L’éditeur précise également les conditions observées. Les portails ciblés étaient exposés à des adresses IP non fiables, voire directement à Internet. Cette configuration va à l’encontre des bonnes pratiques recommandées par Palo Alto. Cependant, certaines organisations s’écartent malheureusement de ces recommandations.
Par ailleurs, le contexte est préoccupant. Les firewalls Palo Alto sont des cibles de choix pour les attaquants. Pour rappel :
- 2024 : sept failles exploitées dans la nature, certaines par des États.
- 2025 : deux failles exploitées.
- Mai 2026 : cette nouvelle CVE-2026-0300 (la première de l’année activement exploitée).
À noter enfin : la CISA n’a pas encore inscrit CVE-2026-0300 à son catalogue KEV. Cependant, vu l’historique de Palo Alto (13 CVE déjà au catalogue), l’ajout devrait être imminent.
Mitigation : les actions immédiates
Les patchs ne sont pas encore tous disponibles. Cependant, plusieurs mesures permettent d’éliminer ou de réduire fortement le risque dès maintenant.
Action prioritaire 1 — Restreindre l’accès au portail. Limitez le User-ID Authentication Portal aux zones internes de confiance uniquement. Cette mesure abaisse le score CVSS de 9.3 à 8.7. Surtout, elle empêche les attaques opportunistes depuis Internet.
Action prioritaire 2 — Désactiver le Captive Portal. Si vous n’utilisez pas activement cette fonctionnalité, désactivez-la purement et simplement. C’est la mitigation la plus efficace.

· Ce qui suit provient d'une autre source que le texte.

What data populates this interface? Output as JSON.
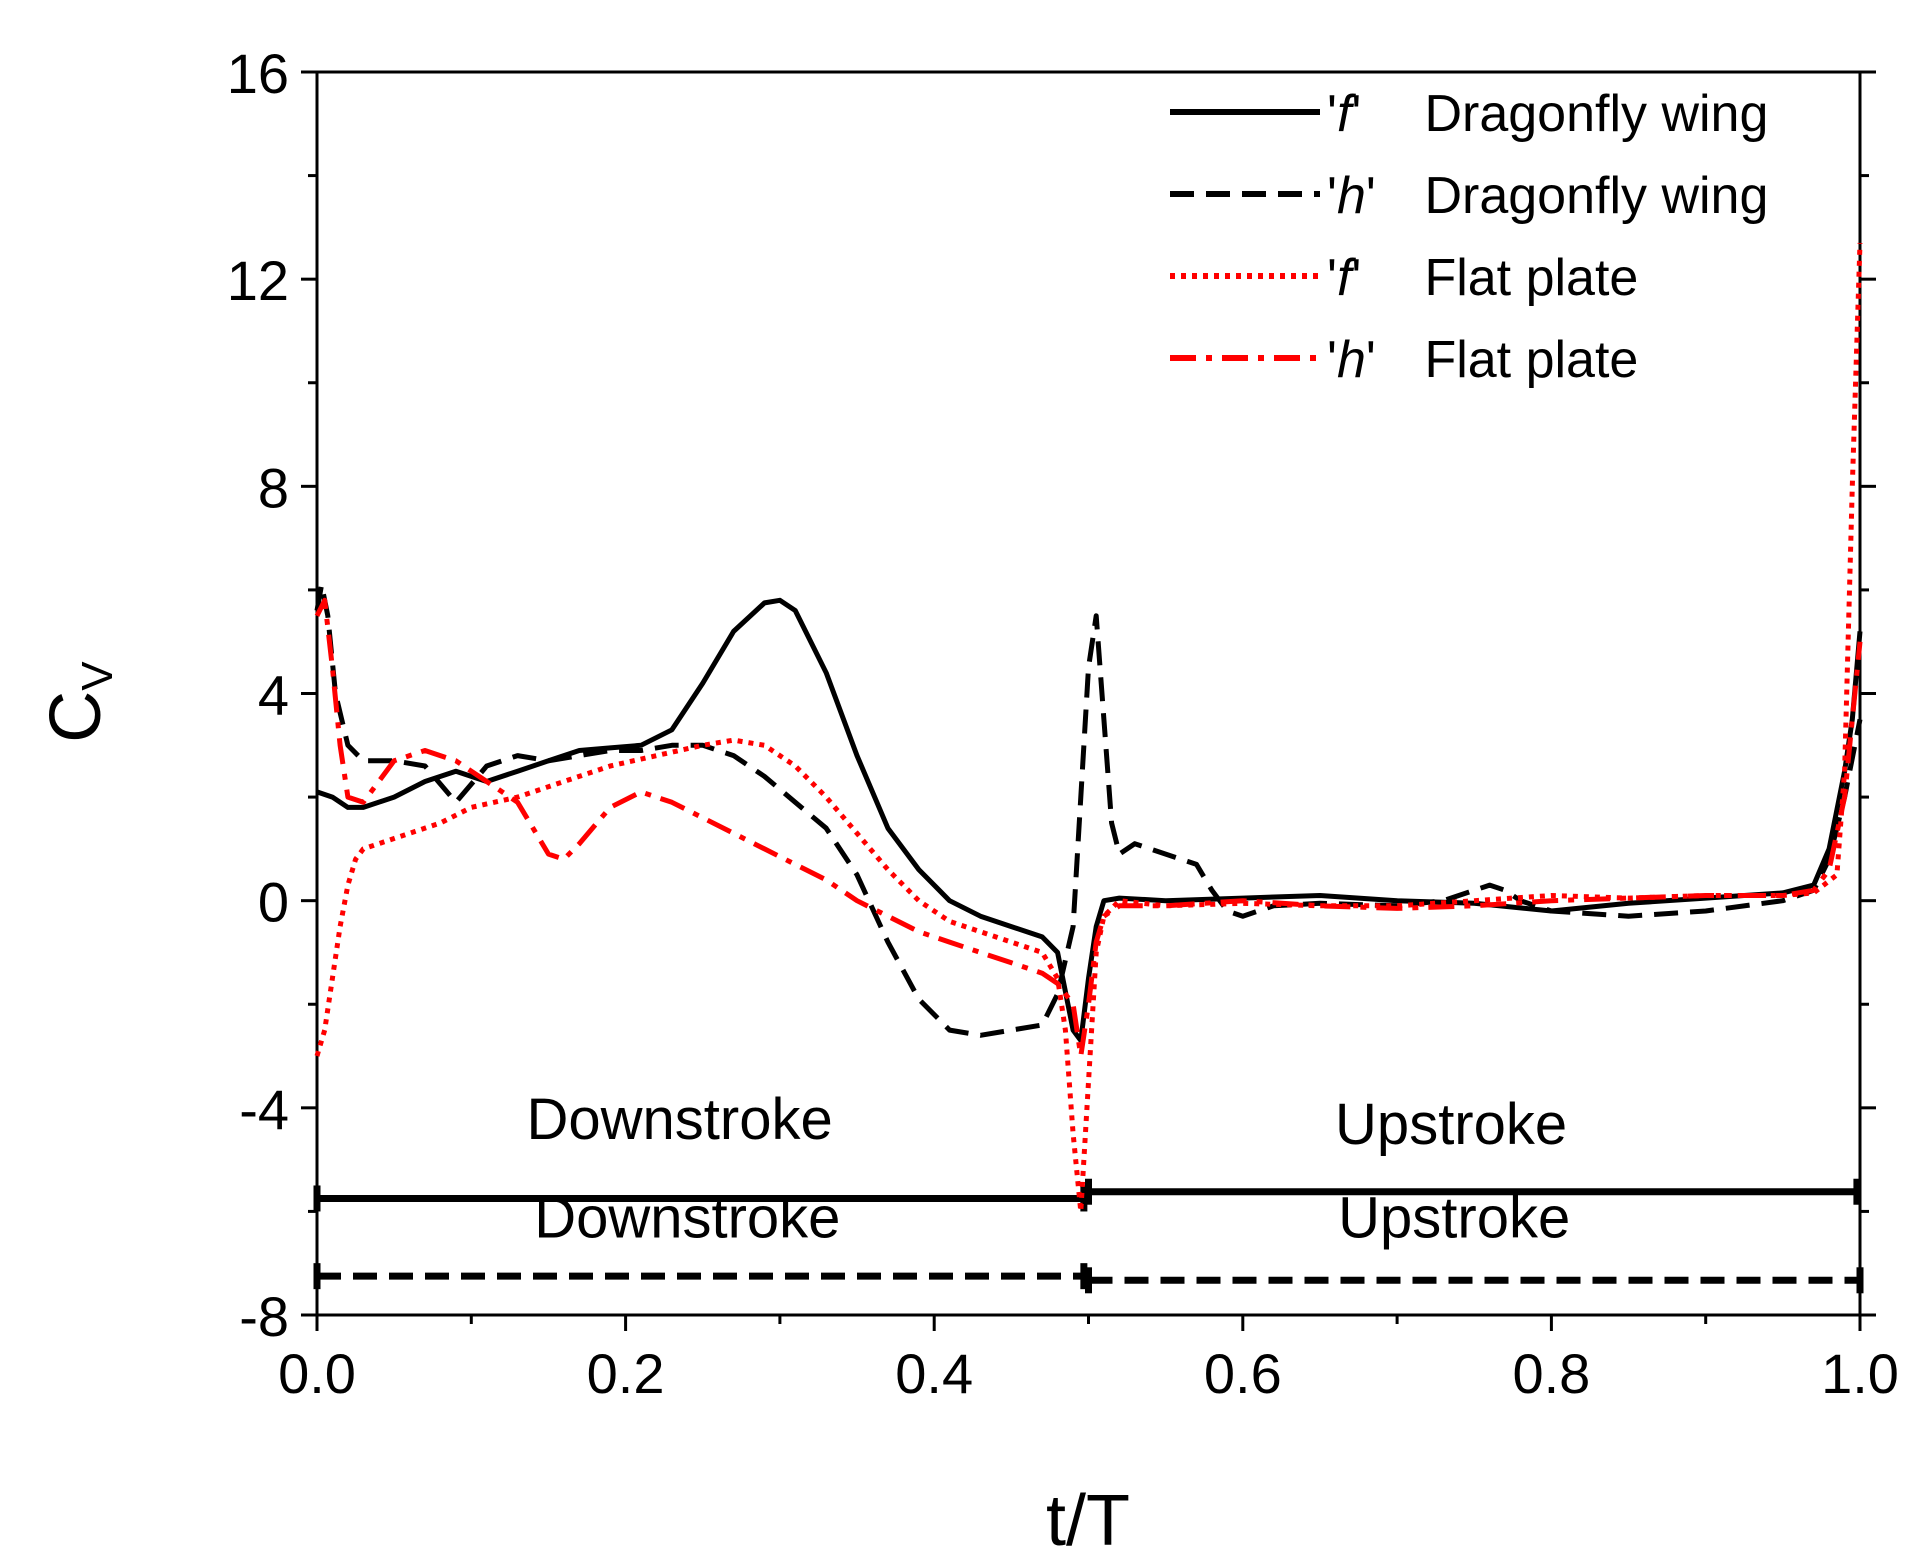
{
  "chart_data": {
    "type": "line",
    "title": "",
    "xlabel": "t/T",
    "ylabel": {
      "main": "C",
      "sub": "V"
    },
    "xlim": [
      0.0,
      1.0
    ],
    "ylim": [
      -8,
      16
    ],
    "xticks": [
      0.0,
      0.2,
      0.4,
      0.6,
      0.8,
      1.0
    ],
    "xtick_labels": [
      "0.0",
      "0.2",
      "0.4",
      "0.6",
      "0.8",
      "1.0"
    ],
    "yticks": [
      -8,
      -4,
      0,
      4,
      8,
      12,
      16
    ],
    "ytick_labels": [
      "-8",
      "-4",
      "0",
      "4",
      "8",
      "12",
      "16"
    ],
    "grid": false,
    "legend_position": "top-right",
    "series": [
      {
        "id": "f-dragonfly",
        "legend": {
          "quote": "'f'",
          "label": "Dragonfly wing"
        },
        "color": "#000000",
        "style": "solid",
        "x": [
          0.0,
          0.01,
          0.02,
          0.03,
          0.05,
          0.07,
          0.09,
          0.11,
          0.13,
          0.15,
          0.17,
          0.19,
          0.21,
          0.23,
          0.25,
          0.27,
          0.29,
          0.3,
          0.31,
          0.33,
          0.35,
          0.37,
          0.39,
          0.41,
          0.43,
          0.45,
          0.47,
          0.48,
          0.49,
          0.495,
          0.5,
          0.505,
          0.51,
          0.52,
          0.55,
          0.6,
          0.65,
          0.7,
          0.75,
          0.8,
          0.85,
          0.9,
          0.95,
          0.97,
          0.98,
          0.99,
          0.995,
          1.0
        ],
        "y": [
          2.1,
          2.0,
          1.8,
          1.8,
          2.0,
          2.3,
          2.5,
          2.3,
          2.5,
          2.7,
          2.9,
          2.95,
          3.0,
          3.3,
          4.2,
          5.2,
          5.75,
          5.8,
          5.6,
          4.4,
          2.8,
          1.4,
          0.6,
          0.0,
          -0.3,
          -0.5,
          -0.7,
          -1.0,
          -2.5,
          -2.7,
          -1.5,
          -0.5,
          0.0,
          0.05,
          0.0,
          0.05,
          0.1,
          0.0,
          -0.05,
          -0.2,
          -0.05,
          0.05,
          0.15,
          0.3,
          1.0,
          2.5,
          3.5,
          5.2
        ]
      },
      {
        "id": "h-dragonfly",
        "legend": {
          "quote": "'h'",
          "label": "Dragonfly wing"
        },
        "color": "#000000",
        "style": "dashed",
        "x": [
          0.0,
          0.003,
          0.007,
          0.012,
          0.02,
          0.03,
          0.05,
          0.07,
          0.09,
          0.11,
          0.13,
          0.15,
          0.17,
          0.19,
          0.21,
          0.23,
          0.25,
          0.27,
          0.29,
          0.31,
          0.33,
          0.35,
          0.37,
          0.39,
          0.41,
          0.43,
          0.45,
          0.47,
          0.48,
          0.49,
          0.495,
          0.5,
          0.505,
          0.51,
          0.515,
          0.52,
          0.53,
          0.55,
          0.57,
          0.58,
          0.59,
          0.6,
          0.62,
          0.65,
          0.7,
          0.73,
          0.75,
          0.76,
          0.77,
          0.78,
          0.8,
          0.85,
          0.9,
          0.95,
          0.97,
          0.98,
          0.99,
          1.0
        ],
        "y": [
          5.6,
          6.1,
          5.5,
          4.0,
          3.0,
          2.7,
          2.7,
          2.6,
          1.9,
          2.6,
          2.8,
          2.7,
          2.8,
          2.9,
          2.9,
          3.0,
          3.0,
          2.8,
          2.4,
          1.9,
          1.4,
          0.5,
          -0.8,
          -1.9,
          -2.5,
          -2.6,
          -2.5,
          -2.4,
          -1.8,
          -0.5,
          2.0,
          4.5,
          5.5,
          3.5,
          1.5,
          0.9,
          1.1,
          0.9,
          0.7,
          0.2,
          -0.2,
          -0.3,
          -0.1,
          -0.05,
          -0.1,
          0.0,
          0.2,
          0.3,
          0.2,
          0.0,
          -0.2,
          -0.3,
          -0.2,
          0.0,
          0.2,
          0.8,
          2.0,
          3.5
        ]
      },
      {
        "id": "f-flatplate",
        "legend": {
          "quote": "'f'",
          "label": "Flat plate"
        },
        "color": "#ff0000",
        "style": "dotted",
        "x": [
          0.0,
          0.005,
          0.01,
          0.015,
          0.02,
          0.025,
          0.03,
          0.04,
          0.06,
          0.08,
          0.1,
          0.13,
          0.16,
          0.19,
          0.22,
          0.25,
          0.27,
          0.29,
          0.31,
          0.33,
          0.35,
          0.37,
          0.39,
          0.41,
          0.43,
          0.45,
          0.47,
          0.48,
          0.485,
          0.49,
          0.495,
          0.5,
          0.505,
          0.51,
          0.52,
          0.55,
          0.6,
          0.65,
          0.7,
          0.75,
          0.8,
          0.85,
          0.9,
          0.95,
          0.97,
          0.985,
          0.99,
          0.995,
          1.0
        ],
        "y": [
          -3.0,
          -2.5,
          -1.5,
          -0.5,
          0.3,
          0.8,
          1.0,
          1.1,
          1.3,
          1.5,
          1.8,
          2.0,
          2.3,
          2.6,
          2.8,
          3.0,
          3.1,
          3.0,
          2.6,
          2.0,
          1.3,
          0.6,
          0.0,
          -0.4,
          -0.6,
          -0.8,
          -1.0,
          -1.5,
          -2.5,
          -4.5,
          -6.0,
          -3.5,
          -1.0,
          -0.3,
          0.0,
          -0.1,
          -0.05,
          -0.1,
          -0.1,
          0.0,
          0.1,
          0.05,
          0.1,
          0.1,
          0.15,
          0.5,
          2.5,
          8.0,
          12.7
        ]
      },
      {
        "id": "h-flatplate",
        "legend": {
          "quote": "'h'",
          "label": "Flat plate"
        },
        "color": "#ff0000",
        "style": "dashdot",
        "x": [
          0.0,
          0.005,
          0.01,
          0.015,
          0.02,
          0.03,
          0.05,
          0.07,
          0.09,
          0.11,
          0.13,
          0.15,
          0.16,
          0.17,
          0.19,
          0.21,
          0.23,
          0.25,
          0.27,
          0.29,
          0.31,
          0.33,
          0.35,
          0.37,
          0.39,
          0.41,
          0.43,
          0.45,
          0.47,
          0.48,
          0.49,
          0.495,
          0.5,
          0.505,
          0.51,
          0.52,
          0.55,
          0.6,
          0.65,
          0.7,
          0.75,
          0.8,
          0.85,
          0.9,
          0.95,
          0.97,
          0.98,
          0.99,
          1.0
        ],
        "y": [
          5.5,
          5.8,
          4.5,
          3.0,
          2.0,
          1.9,
          2.7,
          2.9,
          2.7,
          2.3,
          1.9,
          0.9,
          0.8,
          1.1,
          1.8,
          2.1,
          1.9,
          1.6,
          1.3,
          1.0,
          0.7,
          0.4,
          0.0,
          -0.3,
          -0.6,
          -0.8,
          -1.0,
          -1.2,
          -1.4,
          -1.6,
          -2.0,
          -3.0,
          -2.0,
          -0.8,
          -0.3,
          -0.1,
          -0.1,
          0.0,
          -0.1,
          -0.15,
          -0.1,
          0.0,
          0.05,
          0.1,
          0.1,
          0.2,
          0.6,
          2.0,
          5.0
        ]
      }
    ],
    "annotations": [
      {
        "id": "downstroke-solid",
        "text": "Downstroke",
        "x": 0.235,
        "y": -4.6
      },
      {
        "id": "upstroke-solid",
        "text": "Upstroke",
        "x": 0.735,
        "y": -4.7
      },
      {
        "id": "downstroke-dashed",
        "text": "Downstroke",
        "x": 0.24,
        "y": -6.5
      },
      {
        "id": "upstroke-dashed",
        "text": "Upstroke",
        "x": 0.737,
        "y": -6.5
      }
    ],
    "phase_bars": [
      {
        "id": "dragonfly-f-phases",
        "style": "solid",
        "color": "#000000",
        "segments": [
          [
            0.0,
            0.497,
            -5.75
          ],
          [
            0.5,
            0.998,
            -5.62
          ]
        ]
      },
      {
        "id": "dragonfly-h-phases",
        "style": "dashed",
        "color": "#000000",
        "segments": [
          [
            0.0,
            0.497,
            -7.25
          ],
          [
            0.5,
            1.0,
            -7.33
          ]
        ]
      }
    ]
  }
}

Action prioritaire 3 — Vérifier l’exposition. Auditez vos firewalls. Cherchez ceux dont le portail est accessible depuis des IP non fiables. Par exemple, utilisez Shodan ou des scans internes pour identifier les expositions.
Action prioritaire 4 — Surveiller les logs. Inspectez les logs d’accès au Captive Portal. Cherchez du trafic anormal ou des paquets malformés. Vérifiez également la présence de processus suspects fonctionnant en root sur l’appliance.
Action prioritaire 5 — Patcher dès la sortie des correctifs. Palo Alto Networks travaille sur les hotfixes. Surveillez activement le bulletin officiel pour appliquer la mise à jour rapidement.
Pourquoi c’est particulièrement grave
Une compromission de firewall n’est pas une compromission ordinaire. En effet, le firewall constitue le point d’entrée du réseau. Par conséquent, sa prise de contrôle ouvre des perspectives terrifiantes :
- Pivot vers le réseau interne, en contournant toutes les autres défenses ;
- Vol des configurations, des règles, et parfois des identifiants ;
- Modification des règles pour ouvrir des portes dérobées discrètes ;
- Interception du trafic transitant par l’appliance ;
- Persistence longue durée sur un équipement souvent peu monitoré.
Ainsi, les groupes APT ciblent en priorité ce type d’équipement. La discrétion potentielle d’un implant sur un firewall reste en effet inégalée.
À retenir
CVE-2026-0300 envoie un signal clair. Tout d’abord, exposer une interface d’authentification à Internet reste une mauvaise idée, même chez les meilleurs éditeurs. Ensuite, les bonnes pratiques de durcissement (restriction par zone, MFA, accès via bastion) ne sont pas optionnelles. Enfin, la fenêtre d’exploitation entre la divulgation et la sortie des patchs reste la période la plus dangereuse.
Pour les équipes sécurité, la priorité est claire. Auditez vos expositions dès aujourd’hui. Restreignez le portail. Préparez-vous à patcher dès la disponibilité des correctifs.